QString, Unicode, and qWarning() Concerns

Rondog

Using OS X 10.10.5, XCode 7.2.1, Qt 5.6.0

I recently noticed that an incorrect assignment of a QString did not create a compiler error (or even a warning) and the end result was unexpected.

This is an example that shows the problem with the QString assignment:

	QString test_string;	
	test_string = 0.000;  // this was a mistake as the enclosing quotes were omitted.  The intention was to assign "0.000" to the QString.
	
	qDebug() << test_string;
	qDebug() << test_string.length();
	qDebug() << test_string.isNull();
	qDebug() << test_string.isEmpty();

// output
"\u0000"
1
false
false

The other odd thing noticed when troubleshooting this was that this seemed to break the qWarning() function. The output text was truncated to the null character as shown in the following example even though it was a non-zero length string:

	test_string = QStringLiteral("text with \0 null embedded");

	qWarning(test_string.toLatin1());
	qDebug() << test_string;

// output
"text with " 
"text with \u0000 null embedded"

So, my questions are:

How did the QString::operator=() function manage to turn a floating point value into a unicode null character?
Is it normal behaviour for qWarning to truncate text when dealing with null characters embedded in the string?
Referring to the first example where the first character of a QString as a null character "/u0000". It makes sense that the length is non-zero but shouldn't the function QString::isEmpty() return true?

kshegunov

@Rondog
Hi,

How did the QString::operator=() function manage to turn a floating point value into a unicode null character?

0.000 => 0 (implicitly, allowed by overload rules) => QChar (implicit constructor) => QString::operator = (QChar)

The compiler should've given you warning about double/float truncation though,

Is it normal behaviour for qWarning to truncate text when dealing with null characters embedded in the string?

My guess is the latin support stops at the '\0' character, which I think it shouldn't.

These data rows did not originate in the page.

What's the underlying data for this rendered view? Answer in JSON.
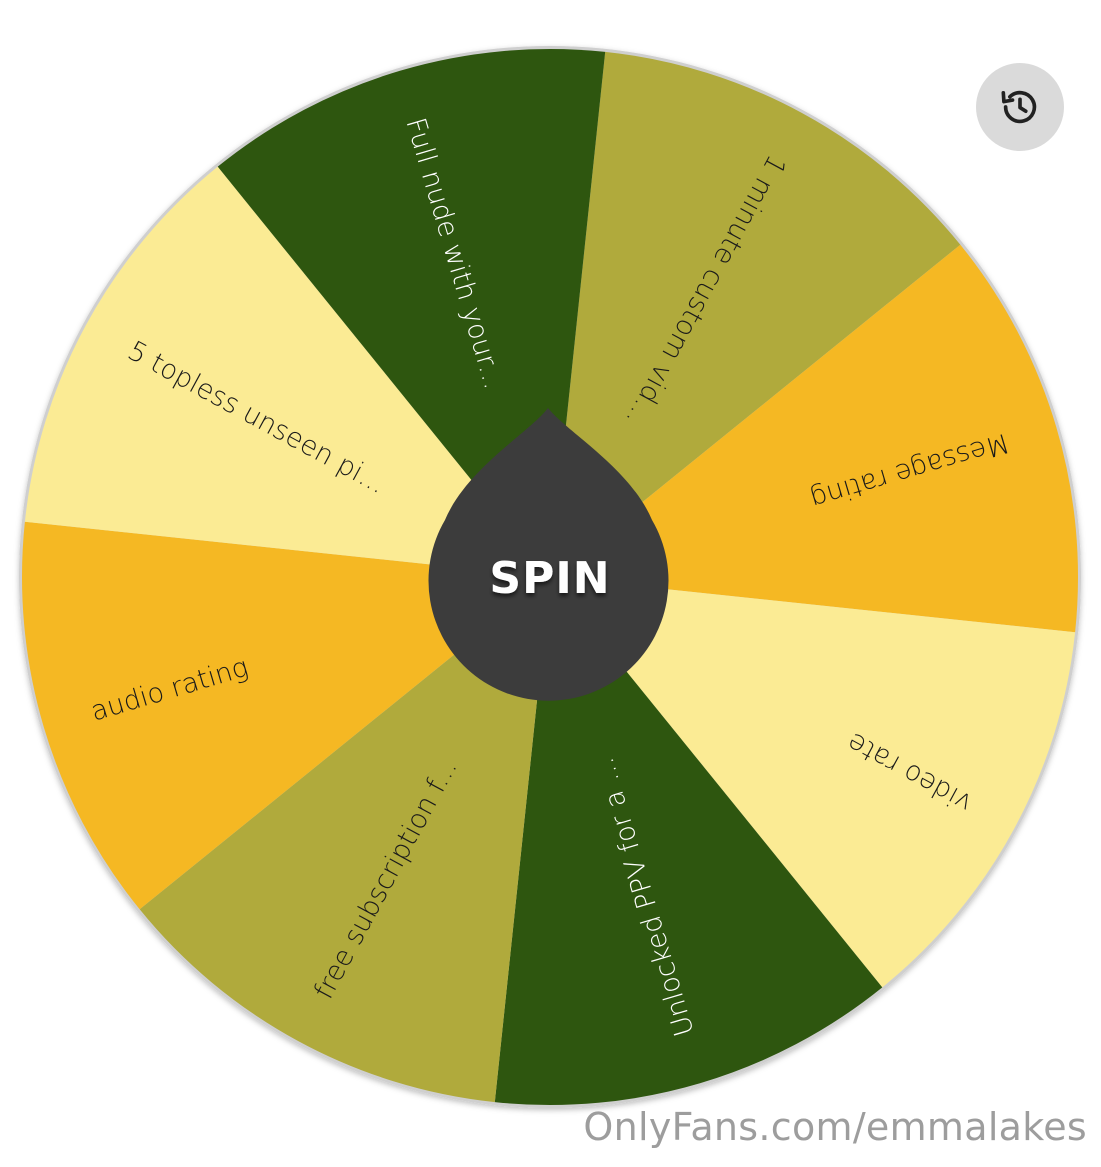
{
  "wheel": {
    "spin_label": "SPIN",
    "pointer_color": "#3c3c3c",
    "segments": [
      {
        "label": "1 minute custom vid...",
        "color": "#b0aa3c",
        "text_color": "#1a1a1a"
      },
      {
        "label": "Message rating",
        "color": "#f5b823",
        "text_color": "#1a1a1a"
      },
      {
        "label": "video rate",
        "color": "#fbeb94",
        "text_color": "#1a1a1a"
      },
      {
        "label": "Unlocked PPV for a ...",
        "color": "#2e560f",
        "text_color": "#ffffff"
      },
      {
        "label": "free subscription f...",
        "color": "#b0aa3c",
        "text_color": "#1a1a1a"
      },
      {
        "label": "audio rating",
        "color": "#f5b823",
        "text_color": "#1a1a1a"
      },
      {
        "label": "5 topless unseen pi...",
        "color": "#fbeb94",
        "text_color": "#1a1a1a"
      },
      {
        "label": "Full nude with your...",
        "color": "#2e560f",
        "text_color": "#ffffff"
      }
    ]
  },
  "history": {
    "icon": "history-icon"
  },
  "watermark": {
    "text": "OnlyFans.com/emmalakes"
  }
}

Referring to the first example where the first character of a QString as a null character "/u0000". It makes sense that the length is non-zero but shouldn't the function QString::isEmpty() return true

Nope. '\0' is a character as any other and is a valid one. So the string is not empty (although there's nothing to see in it).

Kind regards.

Rondog

I can see how implicit conversion could be used but in this case the compiler would need to know that the assigned value is equivalent to integer 0 and go from there. Occasionally I have seen constants decorated so the compiler knows the type of value (i.e. L"unicode text" or 0.0f which overrides the default of 8 bit char and double ) but I don't thing the compiler considers what the actual value is.

The function QString::isEmpty() is not clearly defined. When comparing to how char arrays are handled in C/C++ this seems to be wrong:

 char text[] = "text";
// strlen() would return 4 (doesn't include null character)
// sizeof() would return 5 (includes null character)

I guess it all depends of what your definition of empty is. I would think that a string only containing one character, a null character, would be considered an empty string. It will have a length of one element (same idea as sizeof() ) but has no text (same as strlen() ).

For the qWarning thing it must be more than conversion to latin (utf8) as both have a null character. It probably means it is using legacy code that can't deal with embedded null characters where qDebug() does not (?).

mrjj

Hi
Doc says
"A QString can embed '\0' characters (QChar::Null). The size() function always returns the size of the whole string, including embedded '\0' characters."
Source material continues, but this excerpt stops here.